It has been just over 6 months since we lost Aiya. My mind still goes back to the day we lost
her and the weeks before. My heart is
heavy when I think of her, but it is also so full. She has made me a better person; a more
caring person. I pray so much more than
I ever used to.
Today I was thinking about after we left the hospital and
went home. I was supposed to go back to
work a couple days following her delivery.
I thought it would be a good way to keep my mind off everything. When I got home, I fell deep; down into this
hole of darkness. I would catch myself
staring out the window as time passed by.
Hours would pass at what seemed like a glance. I stayed home for two weeks.
Having to go into our room and box up all the clothes and
things we had already bought her was horrible.
I held them and cried and cried.
And threw them into a box and put it down stairs. I still haven’t opened it.
Christmas was awful. Just two weeks after delivering her. I had picked out the cutest outfits for her
that I knew were wrapped up for me from my family – thankfully they did not
give them to me. I did not want to go
anywhere or see anyone.
In January we went back to Minnesota to collect her
ashes. I walked into the place alone,
trying to keep it together. It was time
to take my baby girl home. The lady
walked out with a small white plastic jar that looked like a urine sample
collection cup. Her name was written on
the side.
I lost it. I lost all
of me in that building. My baby was
dead. This was real. This is how I get to bring her home.
Instead of cuddling my newborn-smelling, baby girl, I get a
urine cup with a bag of ashes in it. I
opened the top to see inside. There was
hardly anything in there; maybe a teaspoon of ash tied in a plastic bag. Last time I seen her, she had 10 fingers, 10
toes and a beautiful little face. Now
she is dust.
They make preemie urns.
Her’s is a bird. It fit her ashes
perfectly. I find myself walking through
the living room talking to her. I
occasionally pick up her urn and kiss it.
At the hospital, they dressed her in an angel gown. It had been made from someone’s wedding
dress. I will never know who it came
from, but thank you to whoever you are.
It was beautiful. I have a wedding
dress from a wedding I called off 7 years ago.

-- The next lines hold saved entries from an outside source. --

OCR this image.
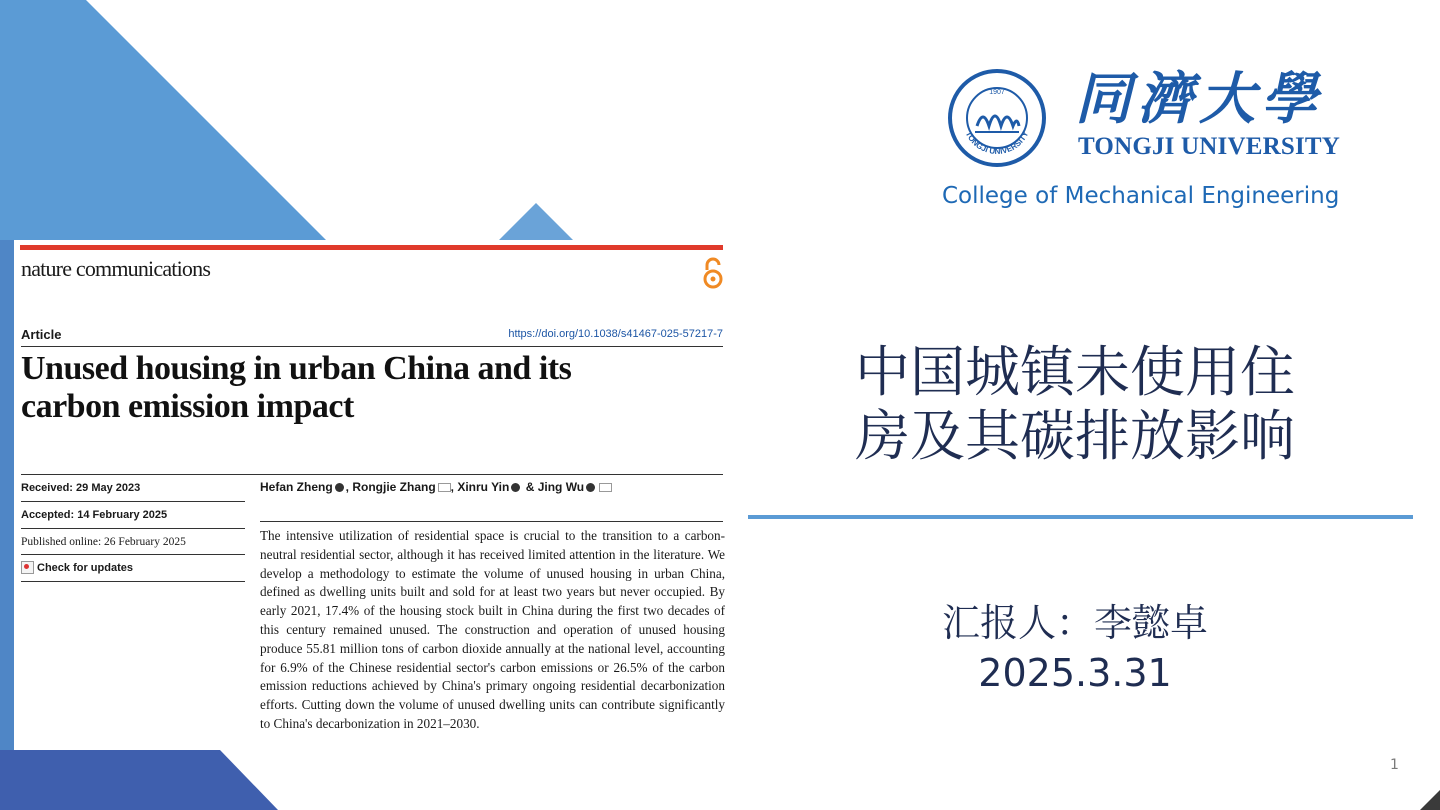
nature communications
Article	https://doi.org/10.1038/s41467-025-57217-7
Unused housing in urban China and its
carbon emission impact
Received: 29 May 2023
Accepted: 14 February 2025
Published online: 26 February 2025
Check for updates
Hefan Zheng , Rongjie Zhang , Xinru Yin & Jing Wu
The intensive utilization of residential space is crucial to the transition to a carbon-neutral residential sector, although it has received limited attention in the literature. We develop a methodology to estimate the volume of unused housing in urban China, defined as dwelling units built and sold for at least two years but never occupied. By early 2021, 17.4% of the housing stock built in China during the first two decades of this century remained unused. The construction and operation of unused housing produce 55.81 million tons of carbon dioxide annually at the national level, accounting for 6.9% of the Chinese residential sector's carbon emissions or 26.5% of the carbon emission reductions achieved by China's primary ongoing residential decarbonization efforts. Cutting down the volume of unused dwelling units can contribute significantly to China's decarbonization in 2021–2030.
1907
TONGJI UNIVERSITY
同濟大學
TONGJI UNIVERSITY
College of Mechanical Engineering
中国城镇未使用住
房及其碳排放影响
汇报人：李懿卓
2025.3.31
1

That dress now has a purpose. I
will make gowns to give to hospitals in Wisconsin so anyone who loses a child
can dress them in a beautiful dress if they choose.
At her ultrasound in Milwaukee, they made a disk of pictures
and I believe, a video of her. I have
yet to look at it. It may be a couple
months or years from now until I am able to bring myself to see her when she
was alive.
We had her wrapped in a pink blanket, at the hospital. I had
received it from a lady that went through the same thing we did. I truthfully would never have been able to
get through everything, if it wasn’t for her.

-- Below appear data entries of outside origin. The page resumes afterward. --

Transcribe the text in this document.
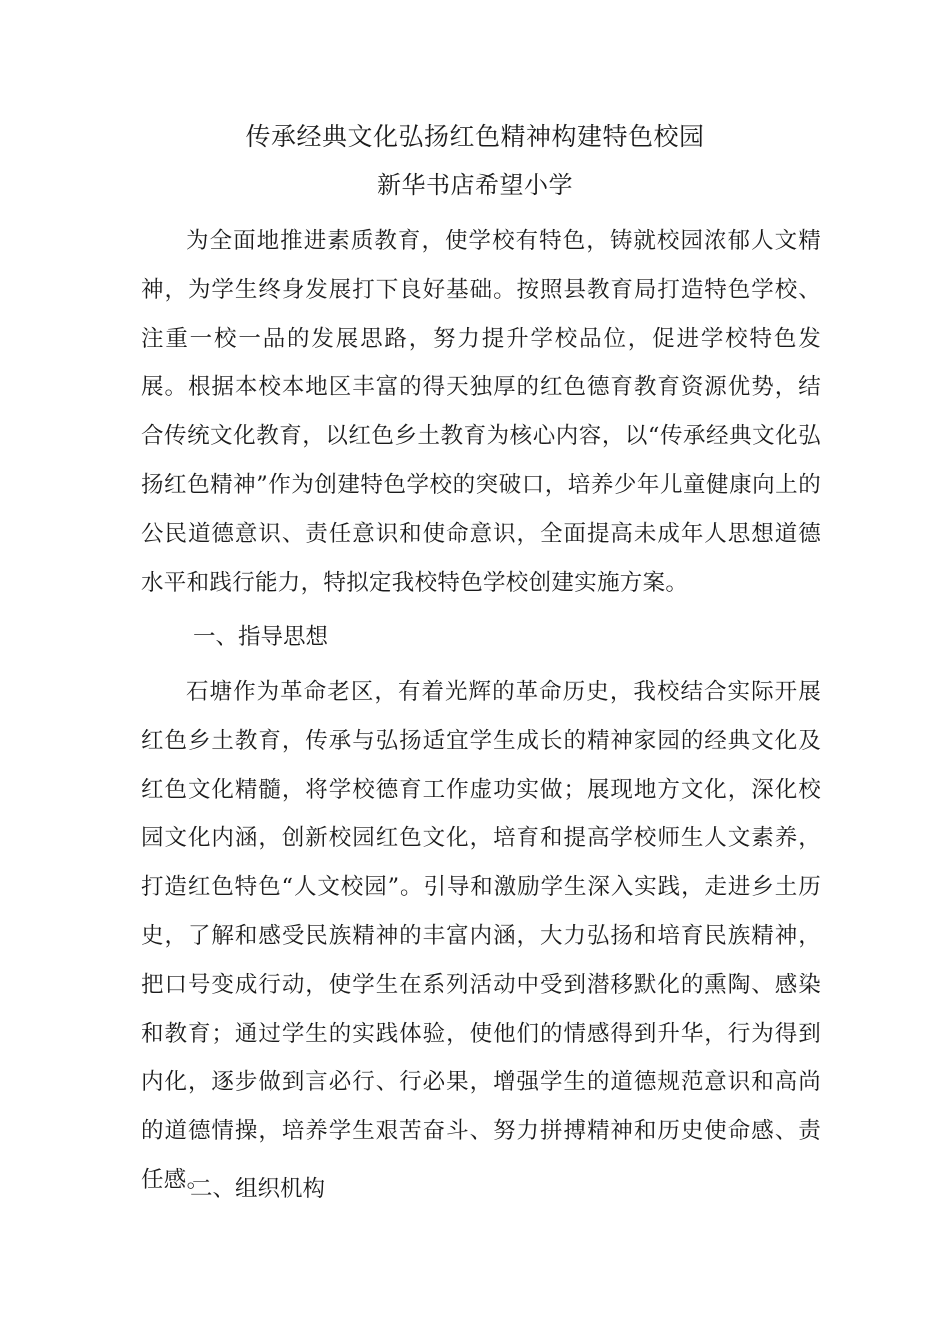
传承经典文化弘扬红色精神构建特色校园
新华书店希望小学

为全面地推进素质教育，使学校有特色，铸就校园浓郁人文精神，为学生终身发展打下良好基础。按照县教育局打造特色学校、注重一校一品的发展思路，努力提升学校品位，促进学校特色发展。根据本校本地区丰富的得天独厚的红色德育教育资源优势，结合传统文化教育，以红色乡土教育为核心内容，以“传承经典文化弘扬红色精神”作为创建特色学校的突破口，培养少年儿童健康向上的公民道德意识、责任意识和使命意识，全面提高未成年人思想道德水平和践行能力，特拟定我校特色学校创建实施方案。

一、指导思想

石塘作为革命老区，有着光辉的革命历史，我校结合实际开展红色乡土教育，传承与弘扬适宜学生成长的精神家园的经典文化及红色文化精髓，将学校德育工作虚功实做；展现地方文化，深化校园文化内涵，创新校园红色文化，培育和提高学校师生人文素养，打造红色特色“人文校园”。引导和激励学生深入实践，走进乡土历史，了解和感受民族精神的丰富内涵，大力弘扬和培育民族精神，把口号变成行动，使学生在系列活动中受到潜移默化的熏陶、感染和教育；通过学生的实践体验，使他们的情感得到升华，行为得到内化，逐步做到言必行、行必果，增强学生的道德规范意识和高尚的道德情操，培养学生艰苦奋斗、努力拼搏精神和历史使命感、责任感。

二、组织机构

She was the one person in this world who knew exactly what my heart felt
like. How scared I was. How guilty I felt for having to make a choice
for my baby. And how broken I was every
day after. I sleep with the blanket
every night. It smelled like her for a
while. Now it is getting dirty and needs
to be washed, but I can’t bring myself to wash her out of it.

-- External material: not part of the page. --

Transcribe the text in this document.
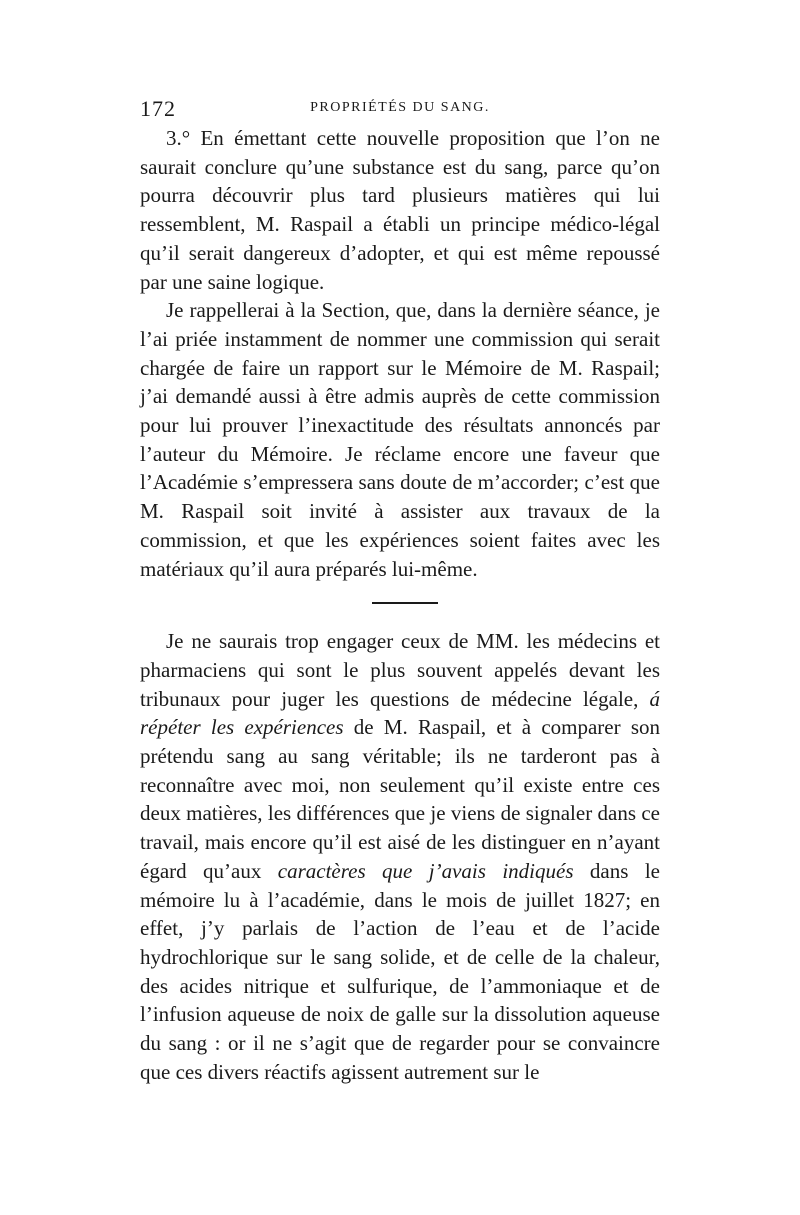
172	PROPRIÉTÉS DU SANG.

3.° En émettant cette nouvelle proposition que l’on ne saurait conclure qu’une substance est du sang, parce qu’on pourra découvrir plus tard plusieurs matières qui lui ressemblent, M. Raspail a établi un principe médico-légal qu’il serait dangereux d’adopter, et qui est même repoussé par une saine logique.

Je rappellerai à la Section, que, dans la dernière séance, je l’ai priée instamment de nommer une commission qui serait chargée de faire un rapport sur le Mémoire de M. Raspail; j’ai demandé aussi à être admis auprès de cette commission pour lui prouver l’inexactitude des résultats annoncés par l’auteur du Mémoire. Je réclame encore une faveur que l’Académie s’empressera sans doute de m’accorder; c’est que M. Raspail soit invité à assister aux travaux de la commission, et que les expériences soient faites avec les matériaux qu’il aura préparés lui-même.

Je ne saurais trop engager ceux de MM. les médecins et pharmaciens qui sont le plus souvent appelés devant les tribunaux pour juger les questions de médecine légale, á répéter les expériences de M. Raspail, et à comparer son prétendu sang au sang véritable; ils ne tarderont pas à reconnaître avec moi, non seulement qu’il existe entre ces deux matières, les différences que je viens de signaler dans ce travail, mais encore qu’il est aisé de les distinguer en n’ayant égard qu’aux caractères que j’avais indiqués dans le mémoire lu à l’académie, dans le mois de juillet 1827; en effet, j’y parlais de l’action de l’eau et de l’acide hydrochlorique sur le sang solide, et de celle de la chaleur, des acides nitrique et sulfurique, de l’ammoniaque et de l’infusion aqueuse de noix de galle sur la dissolution aqueuse du sang : or il ne s’agit que de regarder pour se convaincre que ces divers réactifs agissent autrement sur le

I like to talk about her now. I tell everyone about her. About who she was to me and to this world in
the short time she was here. Because of
her story, I have talked with numerous people who lost babies or went through
something similar. I feel her story is
helping others cope and heal and understand that life can be unfair and they
are not alone.
But,
There is a rainbow with this story. And it is 18 weeks along. Handpicked by Aiya from heaven.
We had our harmony test at 10 weeks and found out the baby
is low risk for trisomy 21, 18 and 13.
We also found out that we were having a girl!! We had our anencephaly ultrasound at 11 weeks
at Milwaukee’s Children’s Hospital and found out that as of 11 weeks, she has a
round head and everything looked great and she was measuring on. The next nervous step was waiting for our 18
week anatomy appointment to make sure her organs were functioning and there
wasn’t a small encephelocele anywhere.
We found out that she is as normal as normal can be. She is healthy with no concerns.
Praise. Jesus. We will hopefully get to hold our baby girl
and watch her grow.
The day we found out we were pregnant again, I was 3.5 weeks
along. We went trap shooting that
night. Out of the woods, in the midst of
15 people shooting clays, an eagle flew out and circled for about five
minutes. Our first good ultrasound was
at 6 weeks. That night we shot trap as
well and again, an eagle flew out. She
knows. She’s happy. She’s our guardian angel, letting her mama
know it’s going to be ok this time. I
have faith and I pray hard. The power of
prayer, I truly believe, can conquer.
Please pray for this baby; for her health and for her life.
Thank you to all who has followed Aiya’s story. To those who think about her when they see an
eagle. Or tell people about her short
life and who she was.
After every storm there is a rainbow of hope and her name is
Nova, in memory of her sister, and she is 20 weeks along.